2021/08/15

It's the little things ...

Ecstasy compiles to an Intermediate Representation (IR), which is a binary format intended to carry a rich set of information that can be used by a compiler back-end to generate the actual native code that will run on a machine's CPU. In the language and compiler field, Intermediate Representation is also know as: Intermediate Language (IL), byte code, bit code, p-code, and several other names.

Ecstasy IR was designed to be extremely tight (small), but it was also designed to support extremely large projects. To that end, all of the operators and addressing use 64 bit values; for example, the body of function can be 2^63-1 bytes long, and so the address (in either a relative or absolute form) specified by any jump operation must be able to encode 64-bit address values.

These two requirements are in natural conflict.
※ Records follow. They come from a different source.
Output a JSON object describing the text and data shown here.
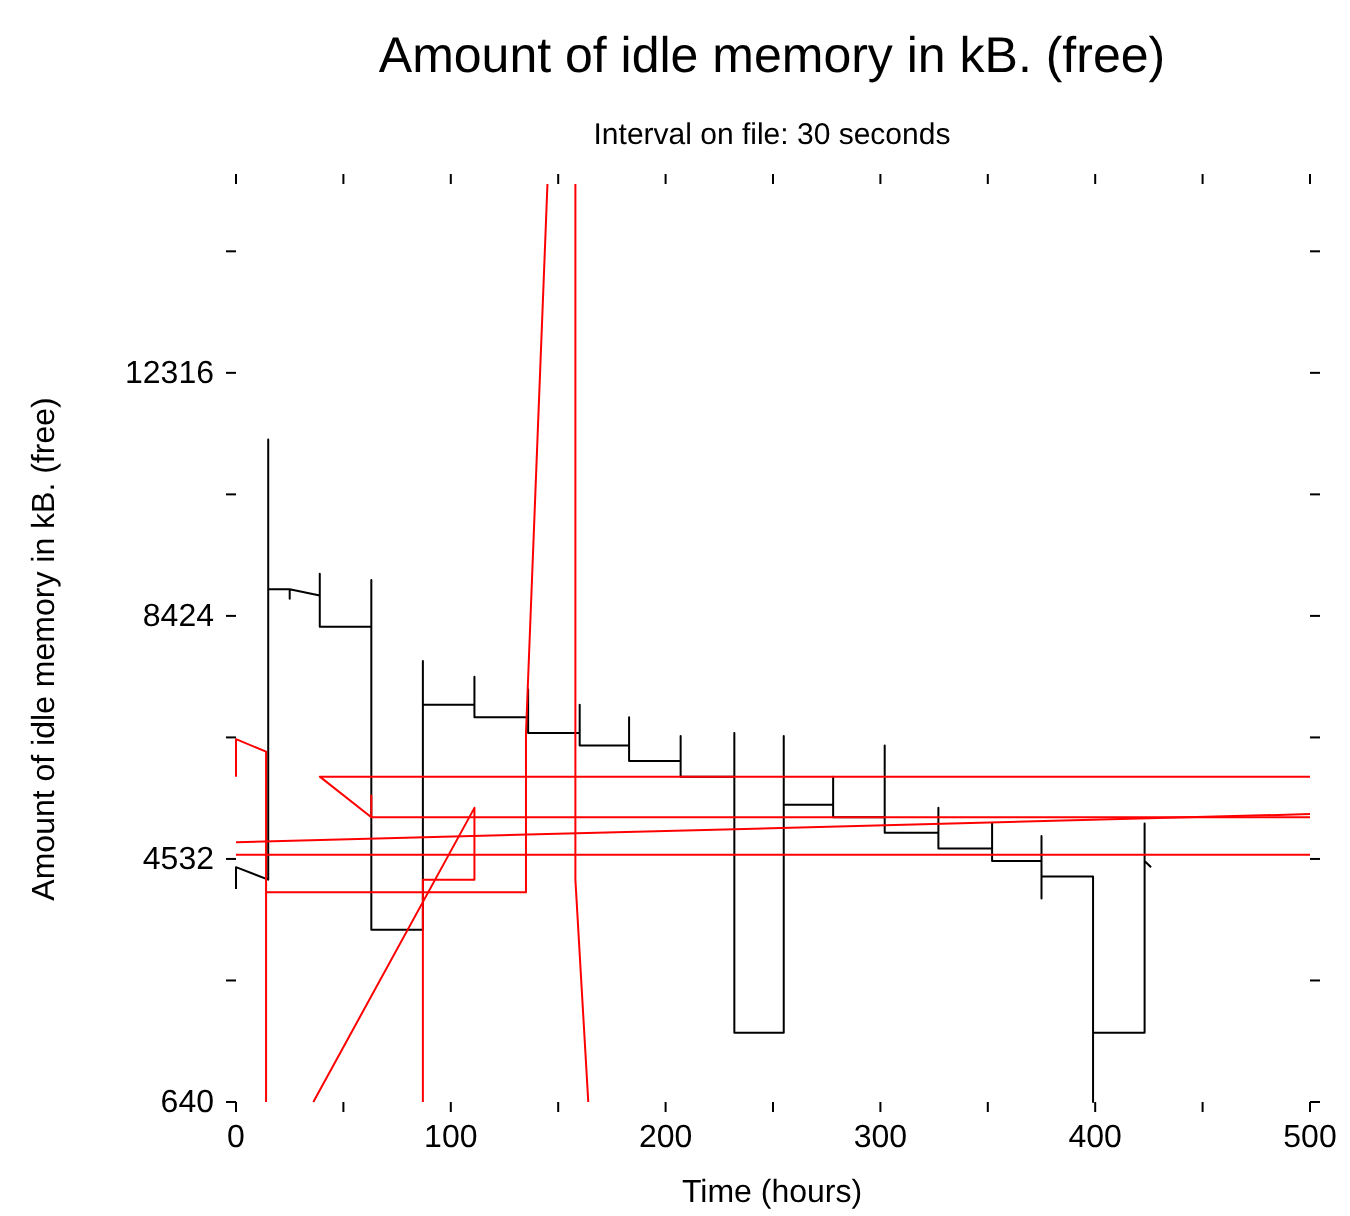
{
  "chart_data": {
    "type": "line",
    "title": "Amount of idle memory in kB. (free)",
    "subtitle": "Interval on file: 30 seconds",
    "xlabel": "Time (hours)",
    "ylabel": "Amount of idle memory in kB. (free)",
    "xlim": [
      0,
      500
    ],
    "xticks": [
      0,
      {
        "value": 50,
        "label": null
      },
      100,
      {
        "value": 150,
        "label": null
      },
      200,
      {
        "value": 250,
        "label": null
      },
      300,
      {
        "value": 350,
        "label": null
      },
      400,
      {
        "value": 450,
        "label": null
      },
      500
    ],
    "ylim": [
      640,
      15340
    ],
    "yticks": [
      640,
      {
        "value": 2586,
        "label": null
      },
      4532,
      {
        "value": 6478,
        "label": null
      },
      8424,
      {
        "value": 10370,
        "label": null
      },
      12316,
      {
        "value": 14262,
        "label": null
      }
    ],
    "marker": "none",
    "line_style": "solid",
    "series": [
      {
        "color": "#000000",
        "x": [
          0,
          0,
          15,
          15,
          15,
          25,
          25,
          25,
          39,
          39,
          39,
          63,
          63,
          63,
          87,
          87,
          87,
          111,
          111,
          111,
          136,
          136,
          136,
          160,
          160,
          160,
          183,
          183,
          183,
          207,
          207,
          207,
          232,
          232,
          232,
          255,
          255,
          255,
          278,
          278,
          278,
          302,
          302,
          302,
          327,
          327,
          327,
          352,
          352,
          352,
          375,
          375,
          375,
          375,
          399,
          399,
          399,
          423,
          423,
          423,
          426
        ],
        "values": [
          4050,
          4400,
          4200,
          11250,
          8850,
          8850,
          8700,
          8850,
          8750,
          9100,
          8250,
          8250,
          9000,
          3400,
          3400,
          7700,
          7000,
          7000,
          7450,
          6800,
          6800,
          7250,
          6550,
          6550,
          7000,
          6350,
          6350,
          6800,
          6100,
          6100,
          6500,
          5850,
          5850,
          6550,
          1750,
          1750,
          6500,
          5400,
          5400,
          5850,
          5200,
          5200,
          6350,
          4950,
          4950,
          5350,
          4700,
          4700,
          5100,
          4500,
          4500,
          4900,
          3900,
          4250,
          4250,
          640,
          1750,
          1750,
          5100,
          4500,
          4400
        ]
      },
      {
        "color": "#ff0000",
        "x": [
          0,
          0,
          14,
          14
        ],
        "values": [
          5850,
          6450,
          6250,
          640
        ]
      },
      {
        "color": "#ff0000",
        "x": [
          14,
          135,
          135,
          145
        ],
        "values": [
          4000,
          4000,
          6550,
          15340
        ]
      },
      {
        "color": "#ff0000",
        "x": [
          500,
          39,
          63,
          63,
          63,
          500
        ],
        "values": [
          5850,
          5850,
          5200,
          5550,
          5200,
          5200
        ]
      },
      {
        "color": "#ff0000",
        "x": [
          0,
          500
        ],
        "values": [
          4800,
          5250
        ]
      },
      {
        "color": "#ff0000",
        "x": [
          0,
          500
        ],
        "values": [
          4600,
          4600
        ]
      },
      {
        "color": "#ff0000",
        "x": [
          87,
          87,
          111,
          111,
          36
        ],
        "values": [
          640,
          4200,
          4200,
          5350,
          640
        ]
      },
      {
        "color": "#ff0000",
        "x": [
          158,
          158,
          164
        ],
        "values": [
          15340,
          4200,
          640
        ]
      }
    ]
  }
}
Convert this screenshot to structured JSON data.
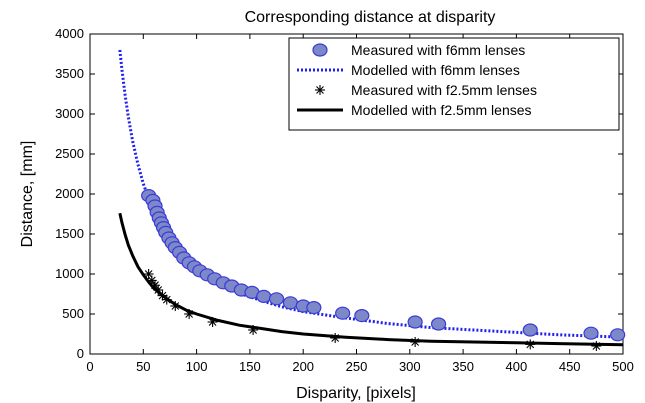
{
  "chart_data": {
    "type": "line",
    "title": "Corresponding distance at disparity",
    "xlabel": "Disparity, [pixels]",
    "ylabel": "Distance, [mm]",
    "xlim": [
      0,
      500
    ],
    "ylim": [
      0,
      4000
    ],
    "xticks": [
      0,
      50,
      100,
      150,
      200,
      250,
      300,
      350,
      400,
      450,
      500
    ],
    "yticks": [
      0,
      500,
      1000,
      1500,
      2000,
      2500,
      3000,
      3500,
      4000
    ],
    "legend_position": "top-right",
    "grid": false,
    "series": [
      {
        "name": "Measured with f6mm lenses",
        "kind": "marker-circle",
        "color": "#3a3ad8",
        "x": [
          55,
          59,
          61,
          63,
          65,
          67,
          69,
          71,
          74,
          77,
          80,
          84,
          88,
          93,
          98,
          103,
          110,
          117,
          125,
          133,
          142,
          152,
          163,
          175,
          188,
          200,
          210,
          237,
          255,
          305,
          327,
          413,
          470,
          495
        ],
        "y": [
          1980,
          1920,
          1850,
          1770,
          1700,
          1640,
          1580,
          1520,
          1450,
          1390,
          1330,
          1270,
          1200,
          1140,
          1090,
          1040,
          990,
          940,
          890,
          850,
          800,
          770,
          720,
          690,
          640,
          600,
          580,
          510,
          480,
          400,
          375,
          300,
          260,
          240
        ]
      },
      {
        "name": "Modelled with f6mm lenses",
        "kind": "dotted-line",
        "color": "#2020ee",
        "x": [
          28,
          30,
          33,
          36,
          40,
          45,
          50,
          55,
          60,
          70,
          80,
          90,
          100,
          120,
          140,
          160,
          180,
          200,
          240,
          280,
          320,
          360,
          400,
          440,
          480,
          500
        ],
        "y": [
          3800,
          3550,
          3230,
          2960,
          2660,
          2370,
          2130,
          1940,
          1780,
          1520,
          1330,
          1180,
          1070,
          890,
          760,
          670,
          590,
          530,
          450,
          380,
          330,
          300,
          270,
          240,
          220,
          210
        ]
      },
      {
        "name": "Measured with f2.5mm lenses",
        "kind": "marker-star",
        "color": "#000000",
        "x": [
          55,
          58,
          61,
          64,
          68,
          72,
          80,
          93,
          115,
          153,
          230,
          305,
          413,
          475
        ],
        "y": [
          1000,
          920,
          860,
          800,
          730,
          680,
          600,
          500,
          400,
          300,
          200,
          150,
          120,
          100
        ]
      },
      {
        "name": "Modelled with f2.5mm lenses",
        "kind": "solid-line",
        "color": "#000000",
        "x": [
          28,
          30,
          33,
          36,
          40,
          45,
          50,
          55,
          60,
          70,
          80,
          90,
          100,
          120,
          140,
          160,
          180,
          200,
          240,
          280,
          320,
          360,
          400,
          440,
          480,
          500
        ],
        "y": [
          1760,
          1640,
          1490,
          1360,
          1230,
          1090,
          990,
          900,
          820,
          710,
          620,
          550,
          500,
          420,
          360,
          320,
          280,
          250,
          210,
          180,
          160,
          150,
          140,
          130,
          120,
          115
        ]
      }
    ]
  }
}
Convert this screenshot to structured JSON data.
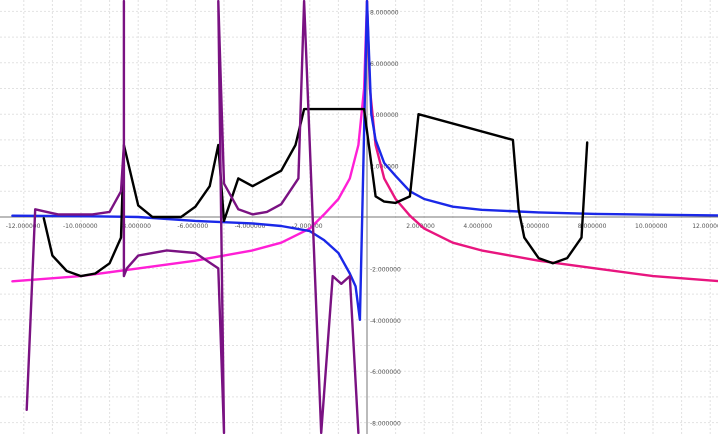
{
  "chart_data": {
    "type": "line",
    "title": "",
    "xlabel": "",
    "ylabel": "",
    "xlim": [
      -12.4,
      12.4
    ],
    "ylim": [
      -8.4,
      8.4
    ],
    "grid": true,
    "legend": "none",
    "x_tick_labels": [
      "-12.000000",
      "-10.000000",
      "-8.000000",
      "-6.000000",
      "-4.000000",
      "-2.000000",
      "2.000000",
      "4.000000",
      "6.000000",
      "8.000000",
      "10.000000",
      "12.000000"
    ],
    "x_tick_values": [
      -12,
      -10,
      -8,
      -6,
      -4,
      -2,
      2,
      4,
      6,
      8,
      10,
      12
    ],
    "y_tick_labels": [
      "8.000000",
      "6.000000",
      "4.000000",
      "2.000000",
      "-2.000000",
      "-4.000000",
      "-6.000000",
      "-8.000000"
    ],
    "y_tick_values": [
      8,
      6,
      4,
      2,
      -2,
      -4,
      -6,
      -8
    ],
    "series": [
      {
        "function": "log_abs_decaying",
        "color": "#ff1fd6",
        "color_right": "#e8157f",
        "points": [
          [
            -12.4,
            -2.5
          ],
          [
            -10,
            -2.3
          ],
          [
            -8,
            -2.0
          ],
          [
            -6,
            -1.7
          ],
          [
            -4,
            -1.3
          ],
          [
            -3,
            -1.0
          ],
          [
            -2,
            -0.45
          ],
          [
            -1.5,
            0.1
          ],
          [
            -1,
            0.7
          ],
          [
            -0.6,
            1.5
          ],
          [
            -0.3,
            2.8
          ],
          [
            -0.1,
            5.0
          ],
          [
            0,
            8.4
          ],
          [
            0.1,
            5.0
          ],
          [
            0.3,
            2.8
          ],
          [
            0.6,
            1.5
          ],
          [
            1,
            0.7
          ],
          [
            1.5,
            0.05
          ],
          [
            2,
            -0.45
          ],
          [
            3,
            -1.0
          ],
          [
            4,
            -1.3
          ],
          [
            6,
            -1.7
          ],
          [
            8,
            -2.0
          ],
          [
            10,
            -2.3
          ],
          [
            12.4,
            -2.5
          ]
        ]
      },
      {
        "function": "reciprocal_like",
        "color": "#1a28e8",
        "points": [
          [
            -12.4,
            0.05
          ],
          [
            -10,
            0.03
          ],
          [
            -8,
            0.0
          ],
          [
            -6,
            -0.15
          ],
          [
            -4,
            -0.25
          ],
          [
            -3,
            -0.35
          ],
          [
            -2,
            -0.55
          ],
          [
            -1.5,
            -0.9
          ],
          [
            -1,
            -1.4
          ],
          [
            -0.6,
            -2.2
          ],
          [
            -0.4,
            -2.7
          ],
          [
            -0.25,
            -4.0
          ],
          [
            0,
            8.4
          ],
          [
            0.15,
            4.0
          ],
          [
            0.3,
            3.0
          ],
          [
            0.6,
            2.1
          ],
          [
            1,
            1.6
          ],
          [
            1.5,
            1.0
          ],
          [
            2,
            0.7
          ],
          [
            3,
            0.4
          ],
          [
            4,
            0.28
          ],
          [
            6,
            0.18
          ],
          [
            8,
            0.12
          ],
          [
            10,
            0.09
          ],
          [
            12.4,
            0.06
          ]
        ]
      },
      {
        "function": "secant",
        "color": "#000000",
        "points": [
          [
            -11.3,
            -0.05
          ],
          [
            -11,
            -1.5
          ],
          [
            -10.5,
            -2.1
          ],
          [
            -10,
            -2.3
          ],
          [
            -9.5,
            -2.2
          ],
          [
            -9,
            -1.8
          ],
          [
            -8.6,
            -0.8
          ],
          [
            -8.5,
            2.8
          ],
          [
            -8,
            0.45
          ],
          [
            -7.5,
            0.0
          ],
          [
            -7,
            0.0
          ],
          [
            -6.5,
            0.0
          ],
          [
            -6,
            0.4
          ],
          [
            -5.5,
            1.2
          ],
          [
            -5.2,
            2.8
          ],
          [
            -5,
            -0.15
          ],
          [
            -4.5,
            1.5
          ],
          [
            -4,
            1.2
          ],
          [
            -3.5,
            1.5
          ],
          [
            -3,
            1.8
          ],
          [
            -2.5,
            2.8
          ],
          [
            -2.2,
            4.2
          ],
          [
            -0.1,
            4.2
          ],
          [
            0.3,
            0.8
          ],
          [
            0.6,
            0.6
          ],
          [
            1,
            0.55
          ],
          [
            1.5,
            0.8
          ],
          [
            1.8,
            4.0
          ],
          [
            5.1,
            3.0
          ],
          [
            5.3,
            0.3
          ],
          [
            5.5,
            -0.8
          ],
          [
            6,
            -1.6
          ],
          [
            6.5,
            -1.8
          ],
          [
            7,
            -1.6
          ],
          [
            7.5,
            -0.8
          ],
          [
            7.7,
            2.9
          ]
        ]
      },
      {
        "function": "tangent_like",
        "color": "#7a1282",
        "points": [
          [
            -11.9,
            -7.5
          ],
          [
            -11.6,
            0.3
          ],
          [
            -11.2,
            0.2
          ],
          [
            -10.8,
            0.1
          ],
          [
            -10.2,
            0.1
          ],
          [
            -9.6,
            0.1
          ],
          [
            -9,
            0.2
          ],
          [
            -8.6,
            1.0
          ],
          [
            -8.5,
            2.8
          ],
          [
            -8.5,
            8.4
          ],
          [
            -8.5,
            -2.3
          ],
          [
            -8.4,
            -2.0
          ],
          [
            -8,
            -1.5
          ],
          [
            -7,
            -1.3
          ],
          [
            -6,
            -1.4
          ],
          [
            -5.2,
            -2.0
          ],
          [
            -5.0,
            -8.4
          ],
          [
            -5.2,
            8.4
          ],
          [
            -5,
            1.3
          ],
          [
            -4.5,
            0.3
          ],
          [
            -4,
            0.1
          ],
          [
            -3.5,
            0.2
          ],
          [
            -3,
            0.5
          ],
          [
            -2.4,
            1.5
          ],
          [
            -2.2,
            8.4
          ],
          [
            -1.6,
            -8.4
          ],
          [
            -1.2,
            -2.3
          ],
          [
            -0.9,
            -2.6
          ],
          [
            -0.6,
            -2.3
          ],
          [
            -0.3,
            -8.4
          ]
        ]
      }
    ]
  }
}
The first says "keep it small", while the latter says "make it large". And this problem applies to many things besides jump addresses: register numbers, parameter counts, references into the constant pool, and so on. We recognized that solving this conflict in a uniform and efficient manner, and doing so up front, would be critical in keeping the design simple and consistent.

Using a byte-by-byte format, such as UTF-8, Portable Object Format (POF) encoded integers, or LEB-128 was deemed to be too computationally inefficient, in that the loop condition for the variable length encoding is re-evaluated within a tight loop (once per byte), completely trashing the CPU's branch predictor, and almost certainly killing instruction pipelining and speculative execution. Since these integers are used quite literally everywhere, a better encoding scheme was required.

Since a variable length encoding would be used, the resulting format was carefully designed to make the exact length of the entire value apparent from examining only the first byte, allowing all of the branch prediction penalties and possibilities for pipeline stalls to be lumped together at the front edge of the decoding process. Additionally, most CPUs have the ability to read even unaligned power-of-two-length integers from memory into a register and sign extend (either as part of the read, or with an inexpensive register-based op), so the design of the format allows for this possible optimization.

The XVM Integer Packing (XIP, pronounced "zip") format employs four encoding modes:

  • Tiny: For a value in the range -64..63 (7 bits), the value can be encoded in one byte. The least significant 7 bits of the value are shifted left by 1 bit, and the 0x1 bit is set to 1. When reading a packed integer, if bit 0x1 of the first byte is 1, then it's Tiny.
  • Small: For a value in the range -4096..4095 (13 bits), the value can be encoded in two bytes. The first byte contains the value 0x2 (010) in the least significant 3 bits, and bits 8-12 of the integer in bits 3-7; the second byte contains bits 0-7 of the integer.
  • Medium: For a value in the range -1048576..1048575 (21 bits), the value can be encoded in three bytes. The first byte contains the value 0x6 (110) in the least significant 3 bits, and bits 16-20 of the integer in bits 3-7; the second byte contains bits 8-15 of the integer; the third byte contains bits 0-7 of the integer.
  • Large: For a value in the range -(2^511)..2^511-1 (up to 512 bits), a value with s significant bits can be encoded in no less than 1+max(1,(s+7)/8) bytes; let b be the selected encoding length, in bytes. The first byte contains the value 0x0 in the least significant 2 bits (00), and the least 6 significant bits of (b-2) in bits 2-7. The following (b-1) bytes contain the least significant (b-1)*8 bits of the integer. 

The Ecstasy implementation for writing XIP'd integers is found in the DataOutput class, and the implementation for reading XIP'd integers is found in the DataInput class.

The Java implementations for reading and writing XIP'd integers can be found in the PackedInteger class.

In summary: Having a consistent and efficient mechanism to encode arbitrary 64-bit integers in a byte stream is a fundamental boost for an IR designer, because they no longer worry about the ugly trade-off between "will this support big enough structures in the real world?" and "will this waste space?"